Well, minority shareholders still have more days in court - but will be seeking financial penalties now rather than a rollback of the past few years of deeds. Indeed, it is the fact that such remedies are available that probably led to the denial - it was already probably far too late to turn back the clock anyway so why should the judge intervene now? Exactly how the lawsuits turn out in the end is still anybody's guess.
But what this does is hopefully divorce the complaints against Icahn from the actual operations of the company. That will be welcome news to employees, who certainly must be glad this season of the soap opera is over. It was a black cloud completely beyond their control that just hung over everything and distorted everything from public perception to cash management.
The question is, what does XO do operationally now? Actually, we probably won't hear much. XO never said much more than the minimum required as a public company, and as a private company that isn't likely to change. That is, unless Icahn now properly funds the company, hires a CEO that knows how to make money off of fiber, and gives him the freedom to do it right. That would really shake things up, but Icahn has shown no interest in doing that thus far.

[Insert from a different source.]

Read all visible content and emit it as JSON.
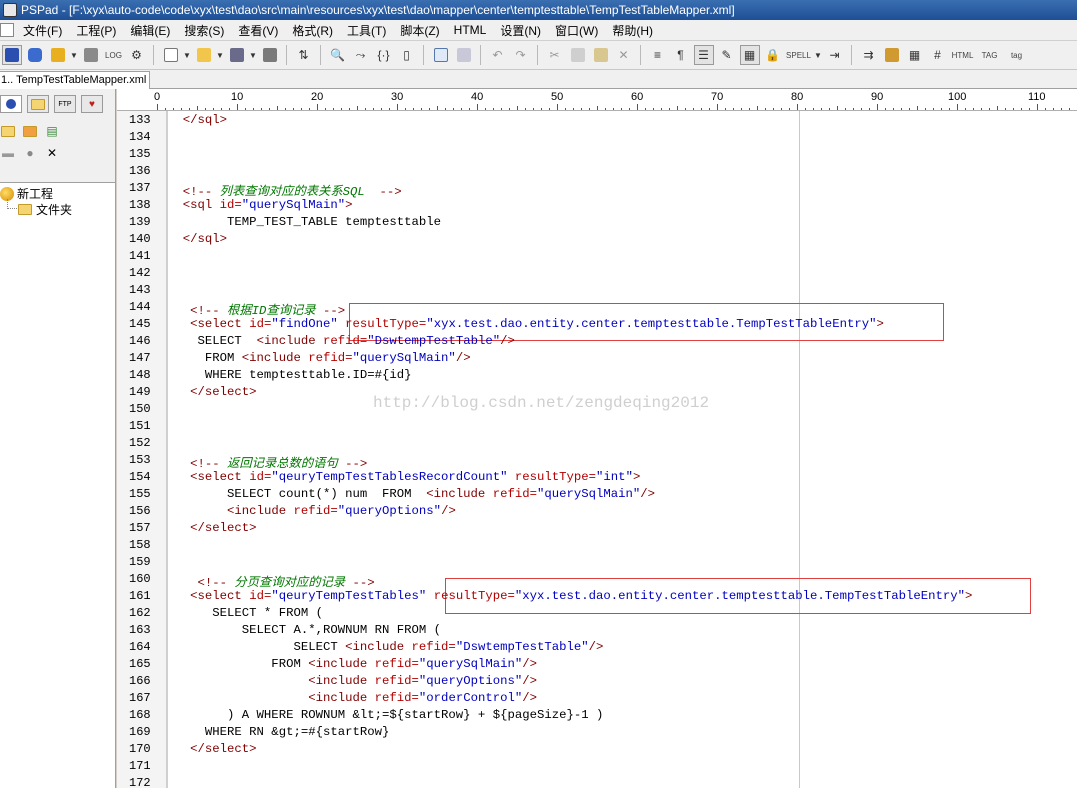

As for the mid-term future, it seems clear that Icahn won't be flipping this asset for at least 365 days, i.e. until he doesn't have to give any of the proceeds to minority shareholders according to the deal terms and he has time to properly separate the tax assets he has fought so hard for. But one year is nothing, this company has been in a holding pattern for half a decade now. Unless Icahn decides to put a pile of money in and start buying other fiber assets, XO's future still seems likely to end in a sale - probably in late 2012. But that also, is probably not too upsetting to employees - a year and a half's job security in times like these is perhaps as much as one can hope for.
Investors hopefully have learned something here though. Never put your money somewhere just because a very smart billionaire corporate raider did. Just don't.